Enfin, et sur un plan plus strictement cinématographique, ces films m’ont touché par la tension qui affleure dans la mise en scène. Je l’appelle le dilemme du « flagrant délit » et on le retrouve sous forme narrative dans Max et les ferrailleurs : Max (Michel Piccoli), un policier ne supportant plus que les criminels et les voyous échappent aux poursuites hors le flagrant délit, va semer des appâts pour tenter une bande de petits escrocs et les amener à commettre le casse qui lui permettra de les arrêter sur le fait. C’est un peu ce qui arrive dans les films de Claude Sautet : il y a une dimension de chronique quotidienne, fourmillant de détails même si personne ne songerait à la qualifier de documentaire ; mais le récit rattrape toujours la chronique, pour la mettre en forme ou pour au contraire laisser sur elle la trace de son passage destructeur (ce récit serait celui d’un « désir de faire quelque chose à tout prix » qui saisit certains hommes au mitan de la vie).
Or, la chronique porte en elle une part d’aléatoire. Même dans le film de fiction, elle capte et capture l’imprévisible d’un moment, d’un lieu, agencés ou pas en vue du tournage. Pour moi, ce fut le volant de la Peugeot 504 qui apparaît dans Mado, assemblage de plastique et de métal évoquant soudain je ne sais quelle constellation de souvenirs de 1978-1979. Ces moments sont brefs pourtant chez Sautet ; le spectateur doit les surprendre ou les voler. C’est un peu comme si le réalisateur voulait chercher ce que cherchait (entre autres choses) la Nouvelle Vague—l’incident, l’accident, le réel dans un cadre préétabli suffisamment large pour leur permettre de s’épanouir, voire d’affecter la fiction. Mais que, in fine, il se retrouvait inévitablement avec ce qu’il souhaitait vraiment au départ, face à son désir, lesté sans doute par le cinéma de studio. Un flagrant délit organisé et mis en scène, en lieu et place de la surprise et de ce qui peut en dériver. La séquence de l’embourbement dans Mado et l’accident de la route dans Les Choses de la vie conservent les traces de cette tension.
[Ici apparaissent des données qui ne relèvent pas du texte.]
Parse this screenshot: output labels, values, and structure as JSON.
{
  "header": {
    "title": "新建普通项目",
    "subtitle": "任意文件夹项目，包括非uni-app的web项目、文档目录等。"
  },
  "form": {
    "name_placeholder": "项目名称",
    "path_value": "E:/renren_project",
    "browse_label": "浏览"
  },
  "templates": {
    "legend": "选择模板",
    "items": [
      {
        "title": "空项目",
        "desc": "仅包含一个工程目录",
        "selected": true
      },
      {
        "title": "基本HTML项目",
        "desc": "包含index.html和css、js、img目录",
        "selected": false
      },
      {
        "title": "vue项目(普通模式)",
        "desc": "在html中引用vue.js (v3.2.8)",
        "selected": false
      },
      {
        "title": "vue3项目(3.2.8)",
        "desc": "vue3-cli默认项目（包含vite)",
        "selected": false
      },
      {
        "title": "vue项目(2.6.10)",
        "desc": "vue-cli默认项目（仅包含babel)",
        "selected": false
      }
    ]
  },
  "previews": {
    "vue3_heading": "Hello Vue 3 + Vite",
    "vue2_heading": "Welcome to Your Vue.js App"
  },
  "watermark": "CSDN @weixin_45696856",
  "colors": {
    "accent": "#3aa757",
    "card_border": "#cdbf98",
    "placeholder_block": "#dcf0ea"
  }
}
Dès lors, malgré ces velléités d’une liberté plus grande, l’actrice est contrainte au personnage, la femme aimée se rend à la prostitution, l’innocente réalise la manipulation dont elle a été l’instrument à son insu ; le hasard se plie donc à la volonté implacable du désir et le flagrant délit ne sera autre que le résultat d’une incitation au crime de celui qui n’y était pas plus disposé que cela.